Kami bertiga semakin gelisah, ketika
orang-orang sudah mulai masuk dan film mulai diputar. Kami tidak memiliki cukup
uang uintuk membeli tiket seharga itu. Kakak saya mengajak mengelilingi area
pemutaran film, yang hanya dibatasi oleh bekas karung plastik. Tanah basah
karena hujan mengguyur siang tadi, membuat kaki berlumuran lumpur. Kami
berhenti tepat dibelakang layar, kakak membuat bolongan kecil dengan puntung
rokok dipembatas, dan kami pun mengintip situasi di dalam area pemutaran.
“ Yuk, kita masuk ! Mumpung Hansip
lagi ke depan !, “ ajak Kakakku sembari menyibakkan karung bagian bawah,
sekiranya bisa merayap. “ Kalian masuk duluan ! “ ujar kakak. Saya dan adikku bergegas
masuk disusul kakak. Kami pura-pura
kencing sebentar untuk mengelabui Hansip (Mang Sanan, Alm. Wak Idi) yang terus
mengawasii keadaan sekitar seraya mengarah-ngarahkan lampu centre. Dengan hati
yang berdebar kami berjalan ke depan layar, dan akhirnya kami selamat bisa
menonton.
Begitulah salah satu kisah kami ketika menonton film
layar tancap, saat uang kami tidak cukup beli tiket. Sebetulnya bukan hanya
kami, tindakkan bolong karung itu dilakukan juga banyak orang. Tak heran jika
panitia seringkali mengalami kerugian.
**
Film layar tancap begitu populer di daerah kami pada
tahun 1988 hingga 90-an.
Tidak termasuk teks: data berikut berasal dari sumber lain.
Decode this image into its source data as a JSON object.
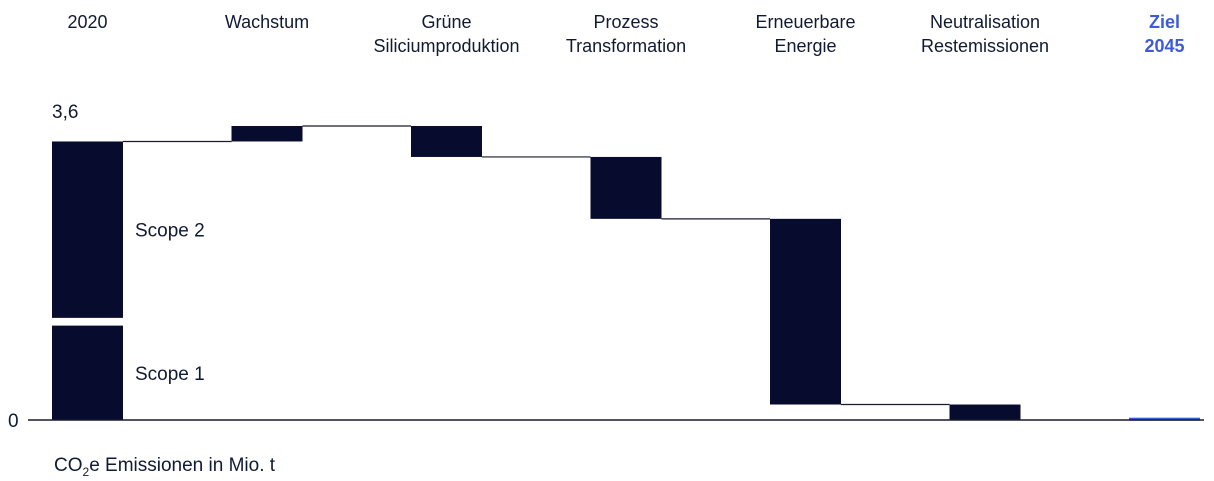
{
  "chart_data": {
    "type": "bar",
    "subtype": "waterfall",
    "categories": [
      [
        "2020"
      ],
      [
        "Wachstum"
      ],
      [
        "Grüne",
        "Siliciumproduktion"
      ],
      [
        "Prozess",
        "Transformation"
      ],
      [
        "Erneuerbare",
        "Energie"
      ],
      [
        "Neutralisation",
        "Restemissionen"
      ],
      [
        "Ziel",
        "2045"
      ]
    ],
    "steps": [
      {
        "start": 0,
        "end": 3.6,
        "segments": [
          {
            "name": "Scope 1",
            "from": 0,
            "to": 1.22
          },
          {
            "name": "Scope 2",
            "from": 1.32,
            "to": 3.6
          }
        ]
      },
      {
        "start": 3.6,
        "end": 3.8
      },
      {
        "start": 3.8,
        "end": 3.4
      },
      {
        "start": 3.4,
        "end": 2.6
      },
      {
        "start": 2.6,
        "end": 0.2
      },
      {
        "start": 0.2,
        "end": 0.0
      },
      {
        "start": 0.03,
        "end": 0.0
      }
    ],
    "highlight_index": 6,
    "value_label": "3,6",
    "y_tick_label": "0",
    "ylim": [
      0,
      3.8
    ],
    "unit_label": {
      "before": "CO",
      "sub": "2",
      "after": "e Emissionen in Mio. t"
    },
    "colors": {
      "bar": "#070b2e",
      "highlight": "#3d5bd9",
      "text": "#101a33",
      "axis": "#1a1a2e"
    }
  }
}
Baik itu pemutaran film yang dikarcis ataupun gratis. Bahkan
hampir disetiap hiburan hajatan, selalu memutar film. Film layar tancap menjadi
hiburan mewah bagi masyarakat di pedesaan yang belum dimasuki Perusahaan
Listrik Negara (PLN) waktu itu. Alias masih disinari cempor (lampu minyak). Antusias warga begitu
besar karena jarang mendapat hiburan.
Lapang Lemah Luhur menjadi saksi bisu kejayaan Layar
tancap dimasa lalu. Menjadi pusat pertunjukan film bagi seluruh warga kampung
dari seluruh pelosok Desa. Berbagai perusahaan rokok, sebutlah salahsatunya
Gudang Garam (dengan jargon : Pria Punya Selera, Harum, Gurih, Nikmat).
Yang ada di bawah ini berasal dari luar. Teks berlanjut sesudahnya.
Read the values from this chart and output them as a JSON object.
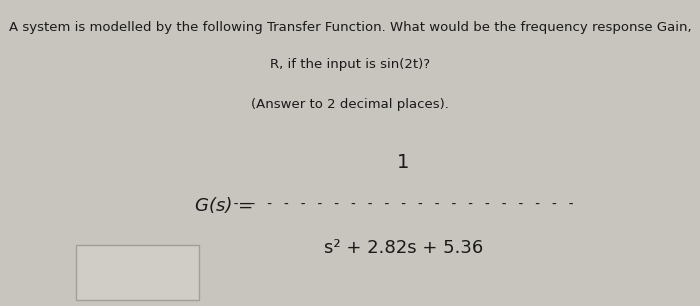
{
  "line1": "A system is modelled by the following Transfer Function. What would be the frequency response Gain,",
  "line2": "R, if the input is sin(2t)?",
  "line3": "(Answer to 2 decimal places).",
  "numerator": "1",
  "gs_label": "G(s) =",
  "denominator": "s² + 2.82s + 5.36",
  "dashes": "- - - - - - - - - - - - - - - - - - - - -",
  "bg_color": "#c8c4be",
  "text_color": "#1a1a1a",
  "box_color": "#d0ccc6",
  "box_edge_color": "#a0a09a"
}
Perusahaan rokok ini menjadikan seni tersebut sebagai media promosi produk. Dengan
menyediakan tontonan gratis bagi warga.
Film layar tancap begitu ampuh menghipnotis penonton, membangkitkan minat
terhadap produk-produk yang ditawarkan. Ada beberapa merk rokok yang masih saya
ingat, antaralain : Filasta, Kansas, Niki, Niko, Bentoel, Surya 16, Sriwedari dan Garfit.
Diantara merk tertsebut sudah jarang saya temui di warung-warung.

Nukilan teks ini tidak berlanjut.